Table 3. The average classification error rate (%) for 5 levels of corruption on CIFAR10-C tasks. Results are evaluated on TENT, TENT-U, and TENT-G methods using WideResNet-40-2 architectures with $\lambda$ = 0.05, 0.1, and 0.15. The bold ones are the best results under this noise.
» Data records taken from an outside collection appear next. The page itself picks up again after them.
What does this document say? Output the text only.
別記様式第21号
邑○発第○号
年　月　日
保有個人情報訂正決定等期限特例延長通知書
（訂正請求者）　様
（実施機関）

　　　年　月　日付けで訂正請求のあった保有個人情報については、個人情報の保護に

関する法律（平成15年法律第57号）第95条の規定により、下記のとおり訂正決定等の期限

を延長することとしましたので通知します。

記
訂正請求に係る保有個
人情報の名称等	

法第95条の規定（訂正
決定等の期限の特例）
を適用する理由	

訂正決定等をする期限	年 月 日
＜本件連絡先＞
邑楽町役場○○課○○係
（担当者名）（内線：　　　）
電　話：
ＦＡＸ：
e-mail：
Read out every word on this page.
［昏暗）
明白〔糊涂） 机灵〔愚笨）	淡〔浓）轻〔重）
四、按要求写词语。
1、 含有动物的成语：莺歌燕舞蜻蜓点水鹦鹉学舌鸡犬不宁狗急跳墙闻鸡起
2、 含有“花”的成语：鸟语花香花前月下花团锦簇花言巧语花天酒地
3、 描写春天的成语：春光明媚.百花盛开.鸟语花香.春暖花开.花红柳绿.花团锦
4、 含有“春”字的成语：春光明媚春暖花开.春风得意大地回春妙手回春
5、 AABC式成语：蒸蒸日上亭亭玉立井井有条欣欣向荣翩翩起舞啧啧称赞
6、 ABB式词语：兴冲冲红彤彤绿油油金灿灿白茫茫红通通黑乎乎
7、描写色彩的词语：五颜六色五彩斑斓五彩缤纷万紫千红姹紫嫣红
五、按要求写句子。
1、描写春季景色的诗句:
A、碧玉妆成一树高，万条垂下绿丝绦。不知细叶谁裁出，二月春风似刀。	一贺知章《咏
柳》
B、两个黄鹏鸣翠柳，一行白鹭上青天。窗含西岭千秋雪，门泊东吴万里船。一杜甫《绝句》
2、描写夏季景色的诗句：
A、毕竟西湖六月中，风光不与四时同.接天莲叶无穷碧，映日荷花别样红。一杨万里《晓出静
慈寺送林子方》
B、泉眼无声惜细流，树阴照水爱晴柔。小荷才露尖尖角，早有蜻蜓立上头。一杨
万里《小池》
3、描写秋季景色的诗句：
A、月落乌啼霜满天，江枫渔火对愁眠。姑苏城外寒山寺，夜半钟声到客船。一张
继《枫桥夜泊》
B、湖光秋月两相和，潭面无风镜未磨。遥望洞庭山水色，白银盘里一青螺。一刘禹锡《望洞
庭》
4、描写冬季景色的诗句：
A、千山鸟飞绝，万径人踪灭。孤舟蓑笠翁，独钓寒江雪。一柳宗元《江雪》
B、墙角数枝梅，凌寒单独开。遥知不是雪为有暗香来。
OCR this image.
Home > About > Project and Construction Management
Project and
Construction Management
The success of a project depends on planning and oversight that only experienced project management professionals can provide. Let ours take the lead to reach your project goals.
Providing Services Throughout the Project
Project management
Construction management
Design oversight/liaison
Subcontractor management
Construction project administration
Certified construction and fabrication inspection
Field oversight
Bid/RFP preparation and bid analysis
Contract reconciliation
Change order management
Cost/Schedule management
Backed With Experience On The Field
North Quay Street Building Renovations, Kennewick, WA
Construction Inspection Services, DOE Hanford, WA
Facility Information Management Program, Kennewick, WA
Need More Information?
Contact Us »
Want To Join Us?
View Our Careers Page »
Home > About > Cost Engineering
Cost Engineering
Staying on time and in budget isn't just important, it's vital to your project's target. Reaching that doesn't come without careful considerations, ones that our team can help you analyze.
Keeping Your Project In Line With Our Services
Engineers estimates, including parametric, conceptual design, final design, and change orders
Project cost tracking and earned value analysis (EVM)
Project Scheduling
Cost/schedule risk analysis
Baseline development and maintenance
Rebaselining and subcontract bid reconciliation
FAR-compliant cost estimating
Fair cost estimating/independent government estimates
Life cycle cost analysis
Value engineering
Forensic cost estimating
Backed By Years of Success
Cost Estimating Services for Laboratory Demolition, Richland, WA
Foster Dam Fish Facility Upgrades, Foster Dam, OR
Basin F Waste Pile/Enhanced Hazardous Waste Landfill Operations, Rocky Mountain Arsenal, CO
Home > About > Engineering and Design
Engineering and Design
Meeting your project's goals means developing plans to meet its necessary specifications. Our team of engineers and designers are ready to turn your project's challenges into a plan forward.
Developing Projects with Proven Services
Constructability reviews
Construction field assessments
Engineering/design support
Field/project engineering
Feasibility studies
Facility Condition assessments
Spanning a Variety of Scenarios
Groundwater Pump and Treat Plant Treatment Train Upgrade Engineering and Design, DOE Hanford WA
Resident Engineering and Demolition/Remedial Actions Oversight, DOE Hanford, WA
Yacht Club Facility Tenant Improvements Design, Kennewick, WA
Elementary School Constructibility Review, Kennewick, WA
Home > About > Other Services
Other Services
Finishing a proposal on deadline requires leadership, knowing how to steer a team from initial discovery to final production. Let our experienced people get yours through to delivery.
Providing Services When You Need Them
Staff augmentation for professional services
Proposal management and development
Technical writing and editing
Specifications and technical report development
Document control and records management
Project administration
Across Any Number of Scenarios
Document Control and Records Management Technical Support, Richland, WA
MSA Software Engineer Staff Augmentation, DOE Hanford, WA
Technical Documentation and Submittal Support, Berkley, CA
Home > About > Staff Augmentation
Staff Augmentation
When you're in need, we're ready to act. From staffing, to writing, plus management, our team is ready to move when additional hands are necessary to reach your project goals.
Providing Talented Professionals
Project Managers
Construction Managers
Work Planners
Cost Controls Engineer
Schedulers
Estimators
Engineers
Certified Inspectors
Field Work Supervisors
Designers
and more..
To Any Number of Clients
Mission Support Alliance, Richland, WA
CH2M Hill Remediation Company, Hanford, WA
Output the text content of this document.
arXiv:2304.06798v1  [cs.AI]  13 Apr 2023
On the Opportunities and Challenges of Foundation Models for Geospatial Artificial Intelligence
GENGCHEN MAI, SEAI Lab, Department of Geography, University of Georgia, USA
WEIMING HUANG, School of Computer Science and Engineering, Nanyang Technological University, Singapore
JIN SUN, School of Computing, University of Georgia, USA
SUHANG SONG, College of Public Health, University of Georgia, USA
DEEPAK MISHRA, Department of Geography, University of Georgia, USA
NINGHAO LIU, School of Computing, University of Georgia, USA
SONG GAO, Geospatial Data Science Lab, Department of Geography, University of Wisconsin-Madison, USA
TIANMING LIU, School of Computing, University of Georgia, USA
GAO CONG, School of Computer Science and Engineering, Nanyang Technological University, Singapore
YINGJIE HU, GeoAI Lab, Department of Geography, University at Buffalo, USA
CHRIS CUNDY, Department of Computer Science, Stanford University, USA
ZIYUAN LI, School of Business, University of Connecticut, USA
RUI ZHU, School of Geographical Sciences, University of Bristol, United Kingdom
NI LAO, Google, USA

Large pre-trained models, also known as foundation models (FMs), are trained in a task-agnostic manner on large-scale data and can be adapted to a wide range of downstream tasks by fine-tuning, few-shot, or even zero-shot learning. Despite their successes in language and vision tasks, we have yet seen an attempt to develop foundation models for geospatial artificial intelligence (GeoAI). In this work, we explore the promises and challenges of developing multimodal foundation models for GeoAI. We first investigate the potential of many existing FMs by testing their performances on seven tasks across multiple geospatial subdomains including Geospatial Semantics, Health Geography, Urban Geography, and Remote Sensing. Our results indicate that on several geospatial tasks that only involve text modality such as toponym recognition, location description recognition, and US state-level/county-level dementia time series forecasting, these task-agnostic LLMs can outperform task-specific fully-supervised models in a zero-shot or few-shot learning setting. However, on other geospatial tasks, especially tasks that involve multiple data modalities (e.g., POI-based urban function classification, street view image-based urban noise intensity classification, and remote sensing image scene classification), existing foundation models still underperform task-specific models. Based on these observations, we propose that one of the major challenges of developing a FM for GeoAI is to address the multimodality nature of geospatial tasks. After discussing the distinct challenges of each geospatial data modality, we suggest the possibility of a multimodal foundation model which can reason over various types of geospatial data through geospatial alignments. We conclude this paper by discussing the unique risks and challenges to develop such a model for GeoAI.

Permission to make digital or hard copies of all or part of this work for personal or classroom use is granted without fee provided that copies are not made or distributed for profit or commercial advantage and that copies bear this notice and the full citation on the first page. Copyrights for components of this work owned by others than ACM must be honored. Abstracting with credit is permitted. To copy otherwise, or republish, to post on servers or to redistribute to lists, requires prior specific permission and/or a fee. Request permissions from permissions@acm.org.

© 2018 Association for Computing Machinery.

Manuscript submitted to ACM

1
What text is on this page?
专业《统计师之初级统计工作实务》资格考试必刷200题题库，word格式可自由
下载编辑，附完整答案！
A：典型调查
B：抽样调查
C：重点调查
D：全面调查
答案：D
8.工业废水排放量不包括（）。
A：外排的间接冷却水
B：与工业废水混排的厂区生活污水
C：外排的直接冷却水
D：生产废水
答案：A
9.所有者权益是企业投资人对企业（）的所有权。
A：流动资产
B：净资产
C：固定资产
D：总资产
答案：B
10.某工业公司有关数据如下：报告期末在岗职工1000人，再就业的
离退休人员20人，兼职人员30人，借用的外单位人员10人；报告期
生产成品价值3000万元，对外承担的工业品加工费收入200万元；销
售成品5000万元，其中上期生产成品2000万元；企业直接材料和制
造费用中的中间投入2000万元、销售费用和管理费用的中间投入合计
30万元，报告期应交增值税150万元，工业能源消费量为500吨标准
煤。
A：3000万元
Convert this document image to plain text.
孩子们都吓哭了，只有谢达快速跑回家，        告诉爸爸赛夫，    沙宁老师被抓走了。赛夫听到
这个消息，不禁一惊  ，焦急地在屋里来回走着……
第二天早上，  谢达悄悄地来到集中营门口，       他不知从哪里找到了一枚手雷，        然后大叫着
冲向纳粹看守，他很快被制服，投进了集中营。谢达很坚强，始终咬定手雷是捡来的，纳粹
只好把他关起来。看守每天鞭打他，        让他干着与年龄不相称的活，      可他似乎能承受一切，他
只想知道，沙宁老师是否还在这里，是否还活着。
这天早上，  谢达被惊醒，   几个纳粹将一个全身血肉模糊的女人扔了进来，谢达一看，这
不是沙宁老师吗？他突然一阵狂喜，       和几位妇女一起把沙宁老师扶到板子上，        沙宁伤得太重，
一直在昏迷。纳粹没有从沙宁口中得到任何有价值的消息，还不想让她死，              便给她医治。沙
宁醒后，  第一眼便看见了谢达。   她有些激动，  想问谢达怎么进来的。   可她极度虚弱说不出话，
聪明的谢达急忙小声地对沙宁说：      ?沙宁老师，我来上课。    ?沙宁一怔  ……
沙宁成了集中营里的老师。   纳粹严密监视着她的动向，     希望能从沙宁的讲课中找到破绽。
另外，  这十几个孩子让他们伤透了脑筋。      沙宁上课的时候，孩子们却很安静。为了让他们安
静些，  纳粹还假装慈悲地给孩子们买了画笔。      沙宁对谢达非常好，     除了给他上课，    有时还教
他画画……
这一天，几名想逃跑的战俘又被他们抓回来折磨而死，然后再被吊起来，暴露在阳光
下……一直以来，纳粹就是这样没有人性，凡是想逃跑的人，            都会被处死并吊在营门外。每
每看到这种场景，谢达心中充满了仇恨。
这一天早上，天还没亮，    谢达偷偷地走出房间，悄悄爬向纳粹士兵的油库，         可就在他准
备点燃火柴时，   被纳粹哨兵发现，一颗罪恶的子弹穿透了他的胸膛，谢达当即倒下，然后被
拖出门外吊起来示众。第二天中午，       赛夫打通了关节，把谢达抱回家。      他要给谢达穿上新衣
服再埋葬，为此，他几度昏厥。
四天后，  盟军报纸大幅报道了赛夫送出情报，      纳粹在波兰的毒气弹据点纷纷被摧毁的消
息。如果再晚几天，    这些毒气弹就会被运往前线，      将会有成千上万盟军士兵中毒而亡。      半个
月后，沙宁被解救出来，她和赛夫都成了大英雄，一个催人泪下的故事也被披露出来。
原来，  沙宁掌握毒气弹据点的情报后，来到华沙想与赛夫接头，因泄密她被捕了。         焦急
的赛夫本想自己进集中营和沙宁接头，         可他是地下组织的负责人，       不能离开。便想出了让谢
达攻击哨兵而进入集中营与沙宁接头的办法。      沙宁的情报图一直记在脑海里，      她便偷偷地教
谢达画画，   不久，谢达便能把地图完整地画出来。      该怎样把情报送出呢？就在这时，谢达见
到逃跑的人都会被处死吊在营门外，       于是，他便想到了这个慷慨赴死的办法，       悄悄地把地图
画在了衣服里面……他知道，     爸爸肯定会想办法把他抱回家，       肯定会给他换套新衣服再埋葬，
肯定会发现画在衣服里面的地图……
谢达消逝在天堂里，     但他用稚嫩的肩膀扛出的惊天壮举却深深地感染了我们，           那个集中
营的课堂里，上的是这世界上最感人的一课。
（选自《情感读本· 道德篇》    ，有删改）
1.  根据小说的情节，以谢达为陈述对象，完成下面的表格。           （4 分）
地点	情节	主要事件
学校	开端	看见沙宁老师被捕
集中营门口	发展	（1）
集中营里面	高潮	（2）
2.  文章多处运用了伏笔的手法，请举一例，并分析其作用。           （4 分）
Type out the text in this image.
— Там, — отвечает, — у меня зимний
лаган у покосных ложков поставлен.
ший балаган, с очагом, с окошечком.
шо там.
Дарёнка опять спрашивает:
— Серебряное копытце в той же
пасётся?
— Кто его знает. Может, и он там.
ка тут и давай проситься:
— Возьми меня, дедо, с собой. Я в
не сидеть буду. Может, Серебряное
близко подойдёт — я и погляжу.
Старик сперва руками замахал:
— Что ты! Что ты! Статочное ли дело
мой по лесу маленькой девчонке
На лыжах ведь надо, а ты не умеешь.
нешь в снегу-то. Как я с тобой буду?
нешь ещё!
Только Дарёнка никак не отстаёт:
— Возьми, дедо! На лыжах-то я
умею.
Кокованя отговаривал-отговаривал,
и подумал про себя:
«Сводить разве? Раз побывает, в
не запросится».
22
Corruptions	TENT	TENT-U (0.05)	TENT-U (0.1)	TENT-U (0.15)	TENT-G (0.05)	TENT-G (0.1)	TENT-G (0.15)
Gaussian	22.6	16.2	16.1	15.7	14.5	17.2	16.0
Shot	21.1	14.5	14.3	14.0	12.9	15.3	14.5
Impulse	24.0	17.2	16.6	15.6	15.4	17.7	16.7
Defocus	18.9	12.1	12.3	11.0	10.3	12.6	11.7
Glass	26.8	19.6	19.4	18.5	17.7	20.3	19.5
Motion	21.2	14.2	14.1	12.9	11.8	14.9	14.3
Zoom	20.1	13.3	13.2	11.9	11.0	13.8	13.4
Snow	22.2	15.3	15.2	13.8	13.1	15.6	15.3
Frost	21.3	14.3	14.1	12.7	12.5	14.8	14.1
Fog	21.6	14.2	13.9	12.5	11.8	15.1	13.7
Brightness	20.1	12.5	12.6	10.8	10.2	13.3	12.3
Contrast	21.2	13.7	13.7	11.6	11.4	14.1	13.1
Elastic_trans	24.0	15.8	16.4	14.1	13.6	17.0	15.3
Pixelate	22.4	13.7	14.4	12.3	11.5	14.7	13.9
Jpeg	28.2	18.3	19.1	17.5	16.4	19.9	18.5
Mean	22.4	15.0	15.0	13.7	12.9	15.7	14.8

presents the mean error rates for five corruption levels across all corruption types, providing insights into the impact of varying noise intensities under both uniform and Gaussian noise scenarios. The results demonstrate that in the context of CIFAR10-C with the WideResNet-40-2 network, both Gaussian and uniform noise effectively enhance model generalization during test-time adaptation. For instance, when applying uniform noise, a noise intensity of 0.15 proves most effective, with an average accuracy rate of 13.7%. Conversely, Gaussian noise yields optimal results at an intensity of 0.05, achieving an average accuracy rate of 12.9%. These findings indicate that while introducing random noise is beneficial, the ideal noise strength varies depending on the noise distribution. Notably, since our approach revolves around batch-normalization parameters at the matrix level, the noise intensity correlates positively with the variance of these parameters. In other words, under constant conditions, the parameter variance is directly proportional to the added noise intensity, thereby ensuring robustness against parameter sensitivity.

6. Conclusions

In this paper, we focused on addressing the challenge of continual test-time adaptation in non-stationary environments, where the distribution of the target domain can dynamically evolve over time. To address the progressive build-up of errors in this setup, we proposed CycleTTA, a lightweight yet effective method that adds matrix-wise perturbation noise into batch-normalization statistics. The proposed method is computationally efficient because of no need for additional parameters and may have wide application in real-world industry systems due to its simplicity and ease of use. Our extensive experiments demonstrated the effectiveness of the proposed method, with significant reductions in the average error rates: 39.8% on CIFAR10-C using WideResNet-28-10, 38.8% using WideResNet-40-2, 33.8% using PreActResNet-18, and 5.3% on CIFAR100-C using WideResNet-40-2. A parameter sensitivity analysis further demonstrates that the proposed method is robust against parameter perturbation.